Герцог с улыбкой снял с карниза пугливого шалуна и отдал подошедшему мсье Гастону. Но маленький нахал непостижимо выскользнул из рук мажордома, и быстрее молнии ринулся к его сиятельству графу Этьену, забрался на его плечо и бросил на всех в гостиной взгляд зелёных, как майская трава, глаз. Все засмеялись.

– Что это за кошачий шабаш, Валет? Он не испугал вас, граф? – герцог с улыбкой поманил к себе котёнка.

Этьен покачал головой. Он все ещё не мог прийти в себя от туманного облика человека под тёмным капюшоном, что померещился ему в зеркале. Странно. Он не был ни суеверен, ни мистичен.

Валет, игнорируя приглашение герцога, перебрался по плечу его сиятельства на колени Клермона, где успокоился, свернулся клубочком и закрыл глаза. Арман любил кошек, они казались ему на редкость уютными и нежными, в библиотеке Сорбонны он прикормил одного толстого полосатого кота, который часто обосновывался у него на коленях во время работы. Огюстен же, который терпеть не мог ни кошек, ни собак, тем временем рассказывал о сборищах кошек, происходящих на перекрёстках дорог и пустынных местах, возле больших камней. Председательствует на таких сборищах огромный чёрный кот. Это, конечно же, Дьявол.

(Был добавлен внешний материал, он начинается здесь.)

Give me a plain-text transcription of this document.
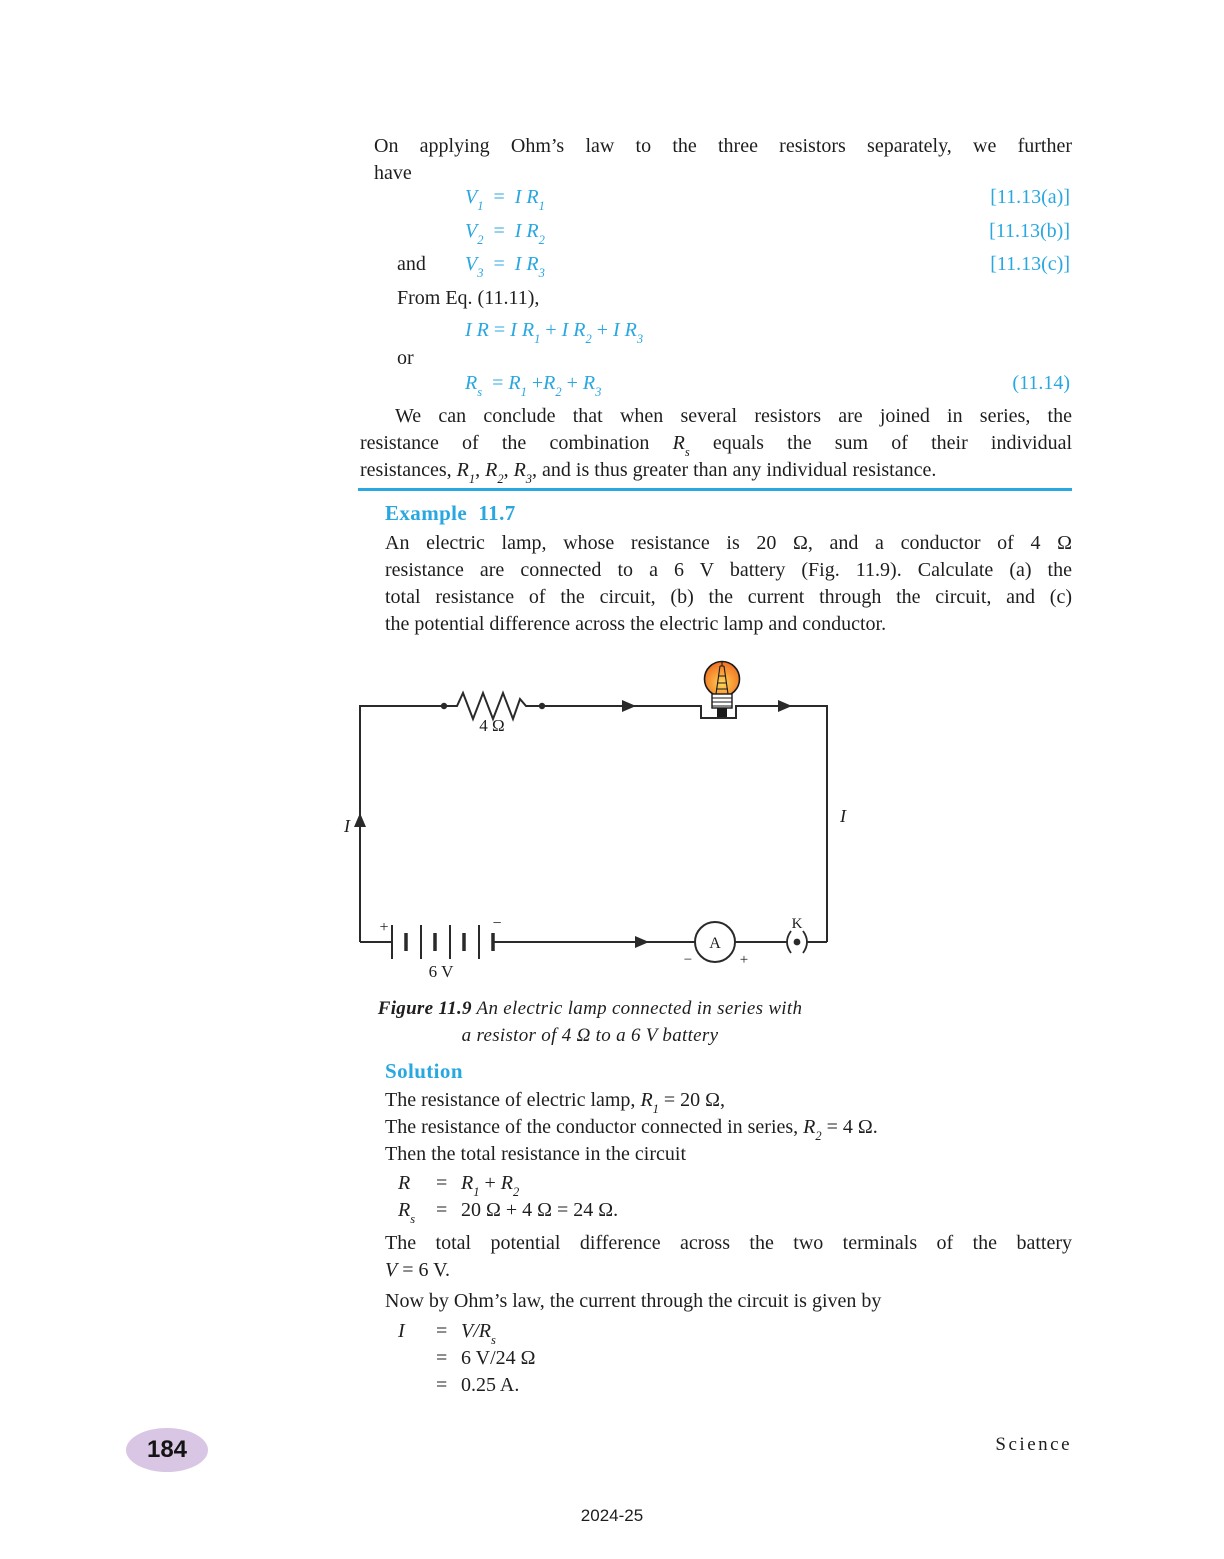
On applying Ohm’s law to the three resistors separately, we further
have
$V_1 = I$ $R_1$	[11.13(a)]
$V_2 = I$ $R_2$	[11.13(b)]
and $V_3 = I$ $R_3$	[11.13(c)]
From Eq. (11.11),
I R = I $R_1 + I$ $R_2 + I$ $R_3$
or
$R_s = R_1 +R_2 + R_3$	(11.14)
We can conclude that when several resistors are joined in series, the
resistance of the combination $R_s$ equals the sum of their individual
resistances, $R_1$, $R_2$, $R_3$, and is thus greater than any individual resistance.
Example  11.7
An electric lamp, whose resistance is 20 Ω, and a conductor of 4 Ω
resistance are connected to a 6 V battery (Fig. 11.9). Calculate (a) the
total resistance of the circuit, (b) the current through the circuit, and (c)
the potential difference across the electric lamp and conductor.
4 Ω
+	−
6 V
I	I
A
−	+
K
Figure 11.9 An electric lamp connected in series with
a resistor of 4 Ω to a 6 V battery
Solution
The resistance of electric lamp, $R_1 = 20$ Ω,
The resistance of the conductor connected in series, $R_2 = 4$ Ω.
Then the total resistance in the circuit
$R = R_1 + R_2$
$R_s = 20$ Ω + 4 Ω = 24 Ω.
The total potential difference across the two terminals of the battery
V = 6 V.
Now by Ohm’s law, the current through the circuit is given by
$I = V/R_s$
= 6 V/24 Ω
= 0.25 A.
184	Science
2024-25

– А у нас все хромцы, горбуны, заики, косоглазые и кривые – находятся под подозрением в чародействе. Запрещённых в служении священников и выпускников семинарий, не принявших сана, также подозревают в колдовстве, поскольку в народе говорят, всякий, кто перестал служить Богу, непременно служит Дьяволу, – с лёгкой иронией проговорила Сюзан, иронично поглядывая на Элоди.

К её удивлению, та нисколько не обиделась и не оспорила это суждение, но, напротив, кивнула головой, полностью соглашаясь.

– Есть одна вещь, гораздо более опасная, чем недоучившиеся семинаристы, – просветил собрание герцог. – Это месса Святого Секария. Её можно служить только в наполовину разрушенной церкви, где рай для филинов, летучих мышей и цыган. Нечестивый священник приводит с собой свою любовницу. В одиннадцать, с первым ударом часов, месса начинается и идет задом наперёд ровно до полуночи. Крестное знамение делается всегда по земле ногой. Во время мессы происходит много вещей, на которые христианин не сможет смотреть, не ослепнув. Человек, по которому её отслужили, обречён.

– Сколько же стоит заказать такую мессу? – с любопытством спросил Дювернуа.

Герцог этого не знал, но свидетельствовал, что в старину говорили, как подобная месса, заказанная графом да Мереем, всего за неделю извела некого Жана Полиньяка, двадцатипятилетнего крепыша, стоявшего между графом и огромным наследством. Дьявол, надо признать, прекрасно поработал.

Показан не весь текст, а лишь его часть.